Perspectiva

25 sep 2017 · 5 mins

Estos días estoy un poco plof.

Ese maldito programa que estoy haciendo para domar a mí ratón me roba demasiadas horas de sueño, y el sábado mi cuerpo dijo basta.

Había quedado con un amigo para instalarle un programa, y cuando ya estaba acabando, empecé a temblar, sin motivo aparente.

Es como un terremoto, que empieza poco a poco y se va haciendo más intenso, conforme va pasando de la mano al resto del cuerpo, invadiéndolo.

En esos momentos es difícil controlarse.

A mí me cuesta muchísimo, sobre todo porque hacía tiempo que no me pasaba, y es fácil entrar en “modo pánico” y que te falte el aire.

Creo que lo mejor es intentar pensar en otra cosa y procurar controlar la respiración, y de esa manera, sin darte cuenta, poco a poco, se te pasa, aunque te deja todo el cuerpo agarrotado, y como si te hubieran dado una paliza.

Me quedé muy tocado, sobre todo porque te da la sensación de que no has aprendido nada, y que todo vuelve a empezar.

Y, aunque sé que no es cierto, y que he recorrido mucho camino, me quedé plof.

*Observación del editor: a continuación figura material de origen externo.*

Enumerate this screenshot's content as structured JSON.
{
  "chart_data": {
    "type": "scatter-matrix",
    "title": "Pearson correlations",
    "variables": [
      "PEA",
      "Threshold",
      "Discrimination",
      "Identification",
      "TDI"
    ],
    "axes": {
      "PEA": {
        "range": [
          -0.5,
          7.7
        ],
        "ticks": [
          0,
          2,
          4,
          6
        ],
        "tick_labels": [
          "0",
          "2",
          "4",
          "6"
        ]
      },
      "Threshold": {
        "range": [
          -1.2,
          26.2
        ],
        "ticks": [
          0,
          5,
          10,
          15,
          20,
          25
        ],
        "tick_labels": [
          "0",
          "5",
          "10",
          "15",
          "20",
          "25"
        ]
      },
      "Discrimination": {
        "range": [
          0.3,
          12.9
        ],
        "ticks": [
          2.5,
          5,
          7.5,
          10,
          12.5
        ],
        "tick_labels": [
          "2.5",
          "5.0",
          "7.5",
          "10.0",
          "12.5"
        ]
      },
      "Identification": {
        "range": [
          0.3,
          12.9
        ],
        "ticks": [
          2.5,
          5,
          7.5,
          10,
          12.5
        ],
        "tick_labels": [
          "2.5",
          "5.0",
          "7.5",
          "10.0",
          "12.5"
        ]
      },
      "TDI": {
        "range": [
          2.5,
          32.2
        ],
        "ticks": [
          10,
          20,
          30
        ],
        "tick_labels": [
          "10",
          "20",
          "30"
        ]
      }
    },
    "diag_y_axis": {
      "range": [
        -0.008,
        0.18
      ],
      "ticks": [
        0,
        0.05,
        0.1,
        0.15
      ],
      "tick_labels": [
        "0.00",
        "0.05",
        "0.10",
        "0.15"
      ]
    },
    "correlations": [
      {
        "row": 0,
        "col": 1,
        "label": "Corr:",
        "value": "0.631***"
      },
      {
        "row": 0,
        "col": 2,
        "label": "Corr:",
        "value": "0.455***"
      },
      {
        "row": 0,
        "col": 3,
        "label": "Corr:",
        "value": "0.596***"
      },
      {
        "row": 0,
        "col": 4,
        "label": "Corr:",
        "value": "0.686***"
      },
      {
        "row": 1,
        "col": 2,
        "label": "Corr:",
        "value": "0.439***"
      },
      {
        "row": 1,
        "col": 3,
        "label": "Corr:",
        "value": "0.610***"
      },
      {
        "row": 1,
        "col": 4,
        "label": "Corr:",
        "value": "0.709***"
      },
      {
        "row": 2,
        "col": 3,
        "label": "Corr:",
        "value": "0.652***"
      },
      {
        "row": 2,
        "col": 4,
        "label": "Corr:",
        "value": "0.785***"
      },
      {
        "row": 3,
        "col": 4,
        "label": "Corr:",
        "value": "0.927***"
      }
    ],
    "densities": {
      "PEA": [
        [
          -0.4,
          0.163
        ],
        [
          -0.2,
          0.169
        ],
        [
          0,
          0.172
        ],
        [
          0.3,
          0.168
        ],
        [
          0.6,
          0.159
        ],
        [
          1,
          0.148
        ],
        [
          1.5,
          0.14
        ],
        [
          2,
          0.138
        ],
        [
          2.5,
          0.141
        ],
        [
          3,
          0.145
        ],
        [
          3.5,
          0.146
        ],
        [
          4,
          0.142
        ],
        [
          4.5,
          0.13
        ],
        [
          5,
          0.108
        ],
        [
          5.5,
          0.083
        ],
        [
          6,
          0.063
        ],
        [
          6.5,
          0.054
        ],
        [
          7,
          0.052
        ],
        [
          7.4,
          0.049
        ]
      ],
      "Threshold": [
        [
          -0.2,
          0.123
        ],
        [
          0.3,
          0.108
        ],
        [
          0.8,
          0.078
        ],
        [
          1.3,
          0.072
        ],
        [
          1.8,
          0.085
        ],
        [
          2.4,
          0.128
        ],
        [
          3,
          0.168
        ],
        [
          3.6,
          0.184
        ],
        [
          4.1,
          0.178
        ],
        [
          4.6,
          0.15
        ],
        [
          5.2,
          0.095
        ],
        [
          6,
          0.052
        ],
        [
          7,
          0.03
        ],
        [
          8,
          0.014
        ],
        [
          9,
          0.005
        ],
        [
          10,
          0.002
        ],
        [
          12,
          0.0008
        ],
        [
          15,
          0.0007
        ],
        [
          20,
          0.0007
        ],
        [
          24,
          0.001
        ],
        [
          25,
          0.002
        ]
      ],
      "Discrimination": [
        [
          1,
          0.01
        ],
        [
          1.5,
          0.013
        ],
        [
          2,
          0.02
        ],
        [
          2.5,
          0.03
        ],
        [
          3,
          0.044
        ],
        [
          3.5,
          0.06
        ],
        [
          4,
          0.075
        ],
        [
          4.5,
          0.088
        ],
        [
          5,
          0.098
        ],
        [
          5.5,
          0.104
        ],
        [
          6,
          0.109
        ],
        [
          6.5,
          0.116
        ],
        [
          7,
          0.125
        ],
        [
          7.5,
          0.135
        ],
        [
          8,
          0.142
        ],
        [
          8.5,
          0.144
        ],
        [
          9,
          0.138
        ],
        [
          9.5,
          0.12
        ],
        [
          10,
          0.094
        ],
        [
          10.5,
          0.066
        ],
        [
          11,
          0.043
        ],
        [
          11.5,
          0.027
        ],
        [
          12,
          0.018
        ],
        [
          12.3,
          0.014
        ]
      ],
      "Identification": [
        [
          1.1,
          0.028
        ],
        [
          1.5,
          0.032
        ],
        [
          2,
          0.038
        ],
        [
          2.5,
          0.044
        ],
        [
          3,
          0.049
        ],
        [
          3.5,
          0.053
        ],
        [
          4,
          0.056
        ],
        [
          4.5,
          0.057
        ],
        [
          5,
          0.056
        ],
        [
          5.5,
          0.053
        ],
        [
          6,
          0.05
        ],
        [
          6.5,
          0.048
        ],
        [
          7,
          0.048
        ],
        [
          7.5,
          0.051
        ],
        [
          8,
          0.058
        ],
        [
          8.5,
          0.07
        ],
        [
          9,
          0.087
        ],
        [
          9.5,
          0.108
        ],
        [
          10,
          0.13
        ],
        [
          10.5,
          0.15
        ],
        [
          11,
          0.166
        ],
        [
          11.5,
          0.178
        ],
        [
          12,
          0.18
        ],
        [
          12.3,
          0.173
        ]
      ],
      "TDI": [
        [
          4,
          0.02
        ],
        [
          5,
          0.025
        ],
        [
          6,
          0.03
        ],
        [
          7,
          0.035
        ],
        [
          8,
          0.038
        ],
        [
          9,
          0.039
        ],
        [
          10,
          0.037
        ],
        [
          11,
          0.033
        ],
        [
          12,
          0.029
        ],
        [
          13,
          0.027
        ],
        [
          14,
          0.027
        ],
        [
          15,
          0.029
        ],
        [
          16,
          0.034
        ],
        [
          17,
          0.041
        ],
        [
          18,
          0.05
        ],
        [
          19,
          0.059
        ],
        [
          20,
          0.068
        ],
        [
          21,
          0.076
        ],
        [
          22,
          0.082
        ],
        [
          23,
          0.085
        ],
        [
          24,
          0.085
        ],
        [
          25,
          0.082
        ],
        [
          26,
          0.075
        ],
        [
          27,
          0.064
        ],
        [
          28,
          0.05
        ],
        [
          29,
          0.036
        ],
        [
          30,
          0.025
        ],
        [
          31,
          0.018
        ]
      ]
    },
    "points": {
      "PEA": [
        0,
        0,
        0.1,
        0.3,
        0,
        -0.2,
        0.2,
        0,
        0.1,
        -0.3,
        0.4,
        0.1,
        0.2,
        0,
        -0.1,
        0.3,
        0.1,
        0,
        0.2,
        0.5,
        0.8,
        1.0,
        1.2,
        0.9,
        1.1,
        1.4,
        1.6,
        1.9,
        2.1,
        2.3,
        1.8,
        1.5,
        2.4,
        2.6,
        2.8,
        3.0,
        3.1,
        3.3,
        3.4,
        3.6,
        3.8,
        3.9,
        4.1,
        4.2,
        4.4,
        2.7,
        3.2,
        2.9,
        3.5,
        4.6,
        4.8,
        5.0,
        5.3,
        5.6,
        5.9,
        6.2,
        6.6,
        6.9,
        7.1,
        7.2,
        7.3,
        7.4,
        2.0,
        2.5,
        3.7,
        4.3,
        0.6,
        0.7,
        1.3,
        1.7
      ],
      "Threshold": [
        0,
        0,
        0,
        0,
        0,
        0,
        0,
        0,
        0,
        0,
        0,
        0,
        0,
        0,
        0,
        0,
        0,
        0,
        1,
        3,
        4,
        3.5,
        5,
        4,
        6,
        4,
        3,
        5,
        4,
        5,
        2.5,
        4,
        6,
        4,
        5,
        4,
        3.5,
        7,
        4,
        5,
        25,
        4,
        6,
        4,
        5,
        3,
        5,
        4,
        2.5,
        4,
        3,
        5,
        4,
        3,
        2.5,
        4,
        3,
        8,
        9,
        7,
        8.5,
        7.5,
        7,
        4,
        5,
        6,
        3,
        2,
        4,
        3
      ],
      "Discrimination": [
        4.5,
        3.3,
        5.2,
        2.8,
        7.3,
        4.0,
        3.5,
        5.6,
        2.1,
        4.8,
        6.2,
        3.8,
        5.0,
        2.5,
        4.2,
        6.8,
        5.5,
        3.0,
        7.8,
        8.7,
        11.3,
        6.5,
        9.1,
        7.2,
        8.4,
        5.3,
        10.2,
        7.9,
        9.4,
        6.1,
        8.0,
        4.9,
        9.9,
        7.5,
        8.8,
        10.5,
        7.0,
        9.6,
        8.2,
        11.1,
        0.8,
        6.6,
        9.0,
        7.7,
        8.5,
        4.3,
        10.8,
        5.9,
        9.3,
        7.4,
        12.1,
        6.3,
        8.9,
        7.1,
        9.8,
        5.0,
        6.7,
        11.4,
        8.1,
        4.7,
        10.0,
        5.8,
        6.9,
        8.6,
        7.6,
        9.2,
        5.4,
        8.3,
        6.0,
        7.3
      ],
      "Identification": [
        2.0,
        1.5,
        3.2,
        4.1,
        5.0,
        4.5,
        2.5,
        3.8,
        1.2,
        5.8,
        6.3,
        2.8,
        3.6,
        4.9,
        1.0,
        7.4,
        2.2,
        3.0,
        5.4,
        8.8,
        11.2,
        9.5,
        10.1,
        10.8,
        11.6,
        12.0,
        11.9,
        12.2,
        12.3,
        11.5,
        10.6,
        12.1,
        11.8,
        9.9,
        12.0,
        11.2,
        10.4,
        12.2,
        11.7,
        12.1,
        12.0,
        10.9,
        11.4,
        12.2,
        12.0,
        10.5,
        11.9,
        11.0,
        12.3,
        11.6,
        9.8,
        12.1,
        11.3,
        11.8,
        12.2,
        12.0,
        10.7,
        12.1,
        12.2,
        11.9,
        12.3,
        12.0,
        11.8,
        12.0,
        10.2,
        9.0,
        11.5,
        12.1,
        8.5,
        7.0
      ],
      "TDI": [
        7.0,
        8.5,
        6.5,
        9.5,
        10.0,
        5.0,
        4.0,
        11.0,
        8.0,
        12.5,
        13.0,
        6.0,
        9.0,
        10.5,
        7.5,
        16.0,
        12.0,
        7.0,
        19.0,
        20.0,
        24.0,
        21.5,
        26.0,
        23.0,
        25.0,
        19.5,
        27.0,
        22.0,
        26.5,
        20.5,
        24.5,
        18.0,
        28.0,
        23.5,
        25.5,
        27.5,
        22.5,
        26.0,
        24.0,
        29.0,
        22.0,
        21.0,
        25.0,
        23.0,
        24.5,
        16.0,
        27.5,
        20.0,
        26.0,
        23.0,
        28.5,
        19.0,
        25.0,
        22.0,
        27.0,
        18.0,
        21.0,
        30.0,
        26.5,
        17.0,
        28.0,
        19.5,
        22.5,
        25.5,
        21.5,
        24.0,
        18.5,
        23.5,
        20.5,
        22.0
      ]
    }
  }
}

Menos mal que por la tarde recibí un whatsapp de mi hermana, que, como si lo intuyera, me invitaba a su casa a cenar.

Aunque estaba muy cansado acepté, y a su vez acerté, porque no hay nada como estar con alguien que te quiere, como son mi hermana, mi cuñado, y esos dos bichos que tengo por sobrinos.

Y, aunque me dormía, resistí hasta que terminó la película, porque no hay nada mejor que la risa, sobre todo si viene de un niño.

Y para culminar el día, al ir hacia mi casa, me encontré con uno de mis primos y su mujer, que para mí es mi prima, y que también me dieron unos cuantos besos, y que también sanaron mi alma.

Al día siguiente me levanté un poco desganado, así que, sin pensarlo, agarré mi mochila, y me fui decidido hacia el sitio en el que más me gusta andar y meditar, mi vecino, el monte Ezkaba.

De pequeño tengo el recuerdo de ir a jugar a guerras de piñas, metidos entre los pinares, pisando ese suelo mullidito cubierto de agujas y respirando ese aire tan puro, o haciendo casetas entre los matorrales, que para nosotros eran fuertes imaginarios, donde nosotros éramos sus dueños.

Con el paso de los años, te olvidas de él, y tu tiempo se ve absorbido por las responsabilidades diarias.

Y de repente un día te acuerdas de él, y piensas, “lo subiré como hacía antes”, y él, como si fuera un dios enfadado, te pone en tu sitio, echándote a cuestas todos los años (y sobre todo los kilos) de golpe.

Pero si lo sigues intentando, como pasa con la vida, poco a poco te perdona, y un día descubres que llegas a su cima, y miras hacia abajo, y ves que estás encima de las nubes, y que todo es posible.

Eso, exactamente, es lo que me volvió a pasar el Domingo.

Empecé a subirlo, y, como me gusta, castigué mi cuerpo con un ritmo constante, y, a la vez que pisaba con paso firme y decidido, iba llenando mis pulmones de oxígeno, y echando todo lo malo que tenía dentro de mí.

Había una espesa niebla, que a cualquiera lo hubiera asustado, pero que a mí me gusta, porque entra en todo tu cuerpo, llenándolo de humedad.

Y fui subiendo y subiendo, hasta que miré hacia abajo y vi que había dejado la niebla atrás, y al Sol intentando escaparse de ella, como una gran bola de fuego saliendo de sus entrañas.

Entonces sonreí, y me acordé de una palabra: Perspectiva.

Puedes estar agobiado y dejarte invadir por la niebla.

O puedes seguir caminando, y salir de ella, aunque te cueste horrores y lo tengas que poner en práctica todos los días.

Todo depende desde donde mires, y con que perspectiva lo hagas.